D’autre part, l’enjeu majeur sera toujours le fait que l’Islam est une religion mais aussi un mode de vie basé sur des principes d’éthique découlant de commandements fondamentaux.
L’Islam rappelle que tout dans notre vie se fait par rapport à Dieu. Ainsi chaque action au quotidien sera souvent référencée sur une certaine ligne de conduite. L’Occident, qui est majoritairement judéo-chrétien dans sa source de valeurs, a gardé une bonne partie des notions de justice, de droit, hérité des textes mais, dans les sociétés d’aujourd’hui, très peu de pratiques et d’interdits ont survécu à la dernière phase de l’évolution de ces sociétés.
Or, les musulmans essayent, en majorité, de respecter encore ces interdits et utilisent souvent leur système de valeurs comme référence personnelle dans les choses de tous les jours. Il y a donc parfois un ajustement à faire face à une certaine liberté que l’on trouve en Occident, par rapport à des valeurs parfois plus conservatrices des pays d’origine des immigrants
Tolerance.ca - Comment concilie-t-on la pratique de la religion musulmane avec la laïcité ? Je pense notamment au jeûne du Ramadan et aux cinq prières quotidiennes que doit observer tout pratiquant.
Imam Omar Koné - La laïcité n’a jamais empêché la pratique de la religion, même dans la sphère publique, surtout ici au Canada, mais visait plutôt à séparer le religieux du politique et de la gouvernance. L’une des conséquences de ce principe a été, en effet, que parfois l’espace public est devenu areligieux. Là encore, il y a de grandes différences selon les pays occidentaux.

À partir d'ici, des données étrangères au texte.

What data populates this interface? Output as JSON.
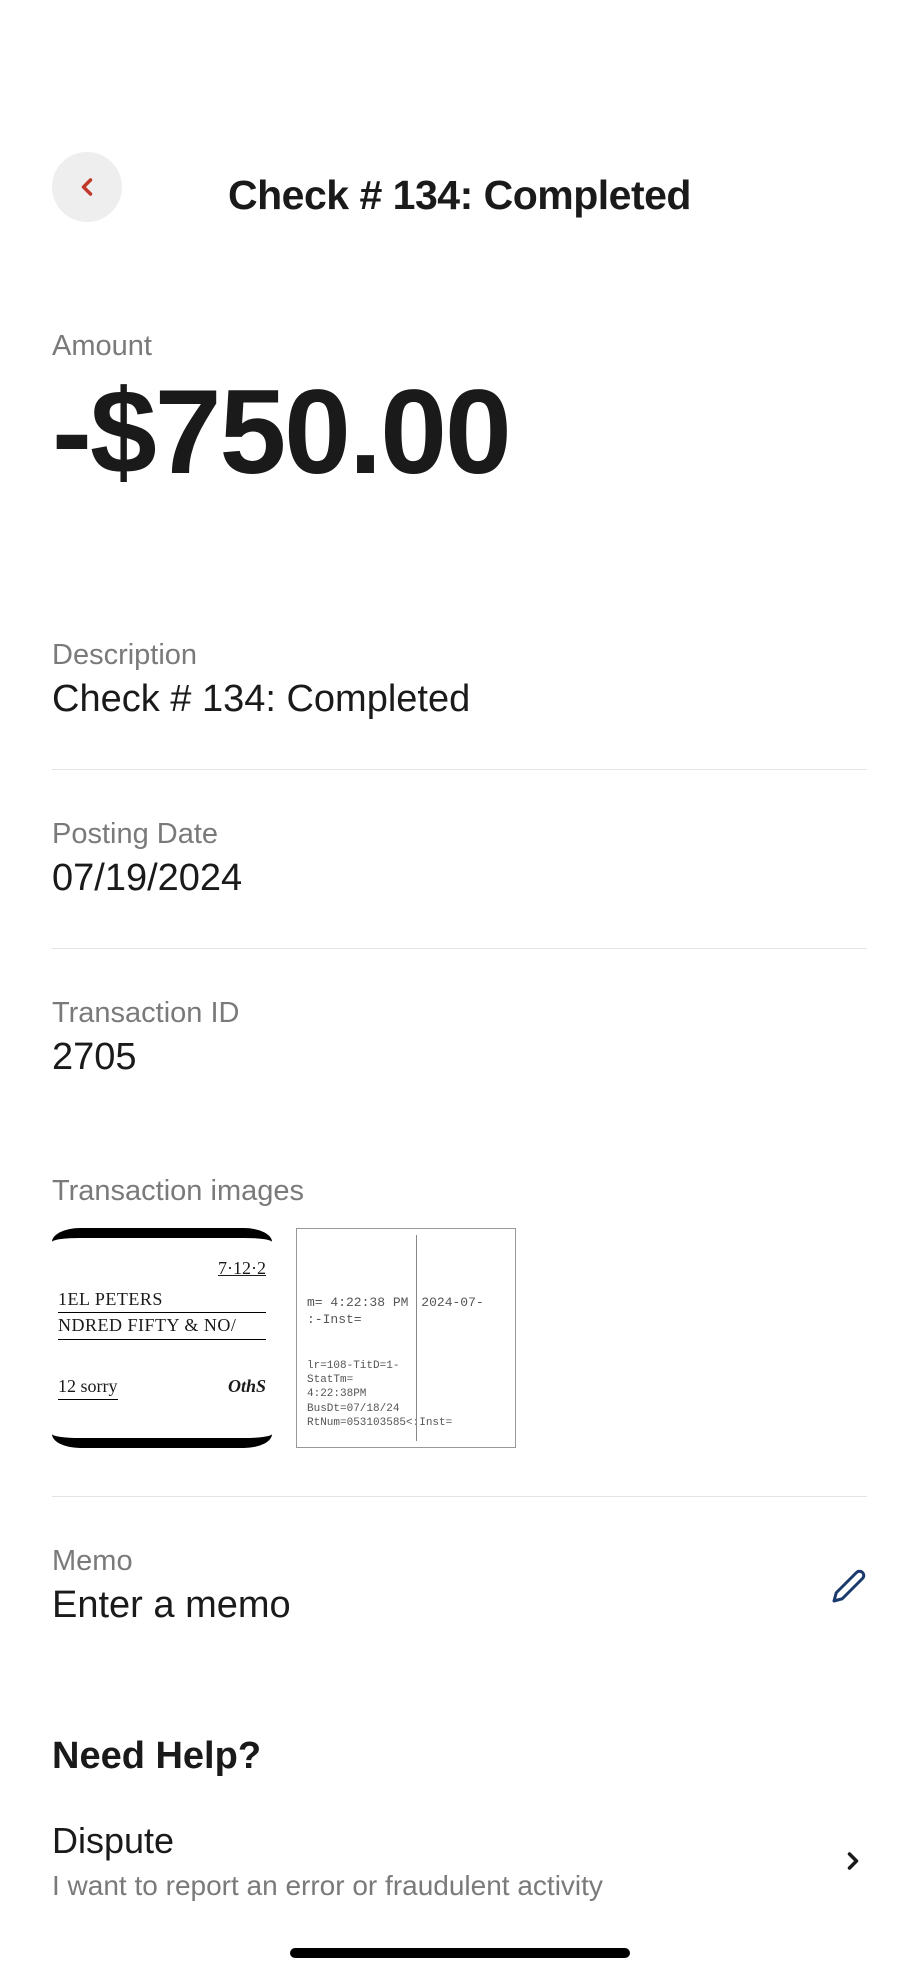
{
  "header": {
    "title": "Check # 134: Completed"
  },
  "amount": {
    "label": "Amount",
    "value": "-$750.00"
  },
  "description": {
    "label": "Description",
    "value": "Check # 134: Completed"
  },
  "posting_date": {
    "label": "Posting Date",
    "value": "07/19/2024"
  },
  "transaction_id": {
    "label": "Transaction ID",
    "value": "2705"
  },
  "images": {
    "label": "Transaction images",
    "front": {
      "date": "7·12·2",
      "payee": "1EL PETERS",
      "amount_words": "NDRED FIFTY & NO/",
      "memo": "12 sorry",
      "sig": "OthS"
    },
    "back": {
      "time": "m= 4:22:38 PM",
      "inst": ":-Inst=",
      "line1": "lr=108-TitD=1-StatTm= 4:22:38PM",
      "line2": "BusDt=07/18/24",
      "line3": "RtNum=053103585<:Inst=",
      "date": "2024-07-"
    }
  },
  "memo": {
    "label": "Memo",
    "placeholder": "Enter a memo"
  },
  "help": {
    "title": "Need Help?",
    "dispute": {
      "title": "Dispute",
      "subtitle": "I want to report an error or fraudulent activity"
    }
  }
}
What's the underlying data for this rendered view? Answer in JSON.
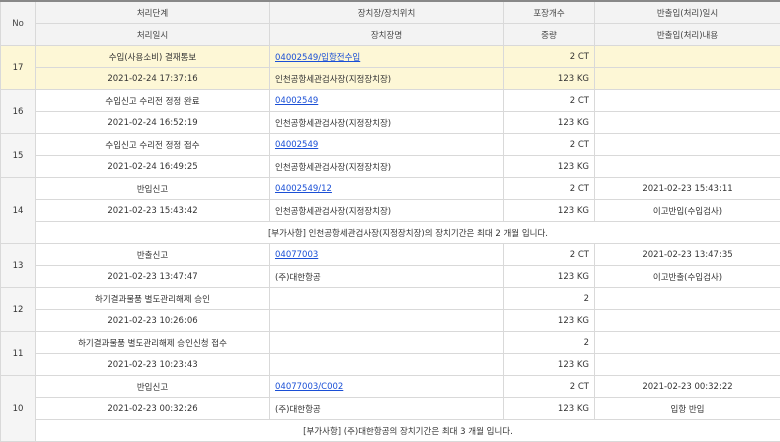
{
  "headers": {
    "no": "No",
    "stage": "처리단계",
    "location": "장치장/장치위치",
    "packages": "포장개수",
    "inout_date": "반출입(처리)일시",
    "proc_date": "처리일시",
    "location_name": "장치장명",
    "weight": "중량",
    "inout_detail": "반출입(처리)내용"
  },
  "rows": [
    {
      "no": "17",
      "highlight": true,
      "stage": "수입(사용소비) 결재통보",
      "date": "2021-02-24 17:37:16",
      "code": "04002549/입항전수입",
      "place": "인천공항세관검사장(지정장치장)",
      "pkg": "2 CT",
      "weight": "123 KG",
      "inout_date": "",
      "inout_detail": "",
      "note": ""
    },
    {
      "no": "16",
      "highlight": false,
      "stage": "수입신고 수리전 정정 완료",
      "date": "2021-02-24 16:52:19",
      "code": "04002549",
      "place": "인천공항세관검사장(지정장치장)",
      "pkg": "2 CT",
      "weight": "123 KG",
      "inout_date": "",
      "inout_detail": "",
      "note": ""
    },
    {
      "no": "15",
      "highlight": false,
      "stage": "수입신고 수리전 정정 접수",
      "date": "2021-02-24 16:49:25",
      "code": "04002549",
      "place": "인천공항세관검사장(지정장치장)",
      "pkg": "2 CT",
      "weight": "123 KG",
      "inout_date": "",
      "inout_detail": "",
      "note": ""
    },
    {
      "no": "14",
      "highlight": false,
      "stage": "반입신고",
      "date": "2021-02-23 15:43:42",
      "code": "04002549/12",
      "place": "인천공항세관검사장(지정장치장)",
      "pkg": "2 CT",
      "weight": "123 KG",
      "inout_date": "2021-02-23 15:43:11",
      "inout_detail": "이고반입(수입검사)",
      "note": "[부가사항] 인천공항세관검사장(지정장치장)의 장치기간은 최대 2 개월 입니다."
    },
    {
      "no": "13",
      "highlight": false,
      "stage": "반출신고",
      "date": "2021-02-23 13:47:47",
      "code": "04077003",
      "place": "(주)대한항공",
      "pkg": "2 CT",
      "weight": "123 KG",
      "inout_date": "2021-02-23 13:47:35",
      "inout_detail": "이고반출(수입검사)",
      "note": ""
    },
    {
      "no": "12",
      "highlight": false,
      "stage": "하기결과물품 별도관리해제 승인",
      "date": "2021-02-23 10:26:06",
      "code": "",
      "place": "",
      "pkg": "2",
      "weight": "123 KG",
      "inout_date": "",
      "inout_detail": "",
      "note": ""
    },
    {
      "no": "11",
      "highlight": false,
      "stage": "하기결과물품 별도관리해제 승인신청 접수",
      "date": "2021-02-23 10:23:43",
      "code": "",
      "place": "",
      "pkg": "2",
      "weight": "123 KG",
      "inout_date": "",
      "inout_detail": "",
      "note": ""
    },
    {
      "no": "10",
      "highlight": false,
      "stage": "반입신고",
      "date": "2021-02-23 00:32:26",
      "code": "04077003/C002",
      "place": "(주)대한항공",
      "pkg": "2 CT",
      "weight": "123 KG",
      "inout_date": "2021-02-23 00:32:22",
      "inout_detail": "입항 반입",
      "note": "[부가사항] (주)대한항공의 장치기간은 최대 3 개월 입니다."
    }
  ]
}
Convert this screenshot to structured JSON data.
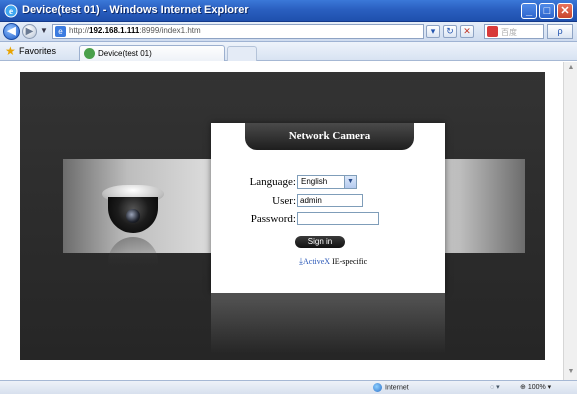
{
  "window": {
    "title": "Device(test 01) - Windows Internet Explorer",
    "minimize": "_",
    "maximize": "□",
    "close": "✕"
  },
  "navigation": {
    "back_icon": "arrow-left-icon",
    "forward_icon": "arrow-right-icon",
    "url_prefix": "http://",
    "url_host": "192.168.1.111",
    "url_rest": ":8999/index1.htm",
    "search_placeholder": "百度",
    "search_button": "ρ"
  },
  "favorites": {
    "label": "Favorites",
    "tab_label": "Device(test 01)"
  },
  "login": {
    "header": "Network Camera",
    "language_label": "Language:",
    "language_value": "English",
    "user_label": "User:",
    "user_value": "admin",
    "password_label": "Password:",
    "password_value": "",
    "signin_label": "Sign in",
    "activex_link": "ActiveX",
    "activex_rest": " IE-specific"
  },
  "status": {
    "zone": "Internet",
    "zoom": "100%"
  },
  "colors": {
    "title_bar": "#2a5fc0",
    "stage_bg": "#2b2b2b",
    "link": "#2a58b8"
  }
}
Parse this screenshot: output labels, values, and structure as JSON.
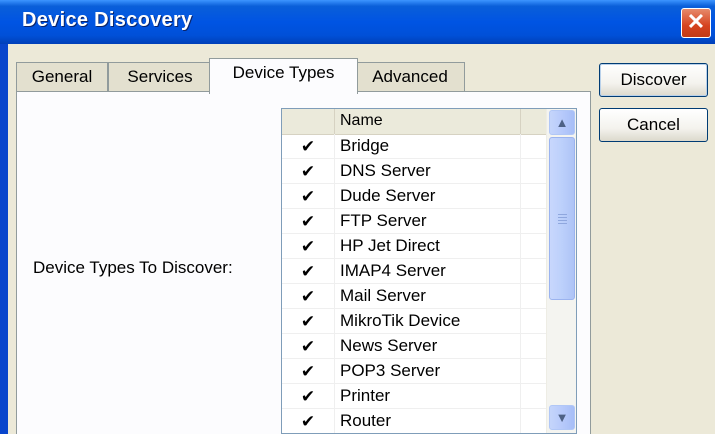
{
  "window": {
    "title": "Device Discovery",
    "close_glyph": "✕"
  },
  "tabs": [
    {
      "label": "General",
      "active": false
    },
    {
      "label": "Services",
      "active": false
    },
    {
      "label": "Device Types",
      "active": true
    },
    {
      "label": "Advanced",
      "active": false
    }
  ],
  "form": {
    "label": "Device Types To Discover:"
  },
  "list": {
    "columns": {
      "check": "",
      "name": "Name",
      "extra": ""
    },
    "sort_indicator": "▲",
    "rows": [
      {
        "checked": "✔",
        "name": "Bridge"
      },
      {
        "checked": "✔",
        "name": "DNS Server"
      },
      {
        "checked": "✔",
        "name": "Dude Server"
      },
      {
        "checked": "✔",
        "name": "FTP Server"
      },
      {
        "checked": "✔",
        "name": "HP Jet Direct"
      },
      {
        "checked": "✔",
        "name": "IMAP4 Server"
      },
      {
        "checked": "✔",
        "name": "Mail Server"
      },
      {
        "checked": "✔",
        "name": "MikroTik Device"
      },
      {
        "checked": "✔",
        "name": "News Server"
      },
      {
        "checked": "✔",
        "name": "POP3 Server"
      },
      {
        "checked": "✔",
        "name": "Printer"
      },
      {
        "checked": "✔",
        "name": "Router"
      }
    ],
    "scroll_up_glyph": "▲",
    "scroll_down_glyph": "▼"
  },
  "buttons": {
    "discover": "Discover",
    "cancel": "Cancel"
  },
  "colors": {
    "titlebar": "#0054e3",
    "dialog_bg": "#ece9d8",
    "close_button": "#d6431f",
    "button_border": "#003c74"
  }
}
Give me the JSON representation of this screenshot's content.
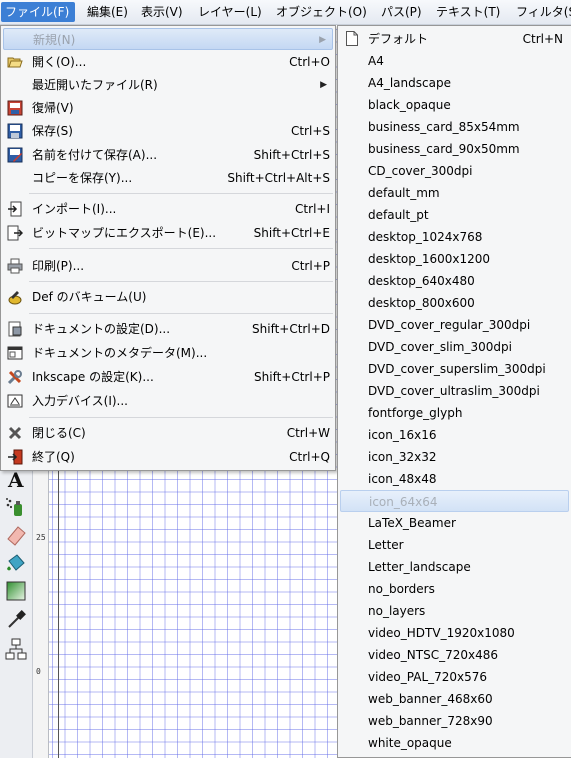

Afin de concilier donc la pratique religieuse dans un tel contexte, on apprend en général à faire des accommodements raisonnables et parfois un peu de contorsion.
Même si la majeure partie des musulmans pratiquants sont discrets sur leur pratique religieuse, la pratique du jeûne du Ramadan est de plus en plus connue et bien reçue. Elle reste tout de même plus difficile en Occident en général, car le rythme de vie ne change pas, il faut continuer à se présenter au travail aux mêmes heures et garder sa productivité toute la journée.
La prière est une autre affaire, car elle doit normalement se faire durant un laps de temps précis, chaque jour. Elle est moins comprise en Occident où la pratique religieuse en général est perçue comme chose de la sphère privée. Ainsi, beaucoup de musulmans devront faire un compromis difficile sur leur assiduité. Mais il y a presque toujours des moyens de trouver encore là un petit accommodement.
Tolerance.ca - Par le nombre de ses adeptes, la religion musulmane est aujourd’hui la troisième sinon la deuxième religion en importance en Occident. Compte tenu de l’importance accordée dans les sociétés démocratiques à la remise en question des dogmes religieux, comment les musulmans parviennent-ils à concilier spiritualité et sens critique ? Je pense notamment à la controverse provoquée par les caricatures de Mahomet, mais aussi à des questions plus larges, comme à l’avortement.
Imam Omar Koné - Je pense que les démocraties occidentales, même si elles remettent en question le dogme religieux, offrent de façon globale un espace où la pratique religieuse est acceptée. L’Islam dans ses lignes directrices de justice, de droit et de liberté, est assez compatible avec l’esprit des sociétés occidentales. La spiritualité en Islam n’a jamais empêché, à mon avis, le sens critique. Les musulmans s’imposent, en général, certaines limites dans le sacré, mais toute notion du sacré est relative à une croyance.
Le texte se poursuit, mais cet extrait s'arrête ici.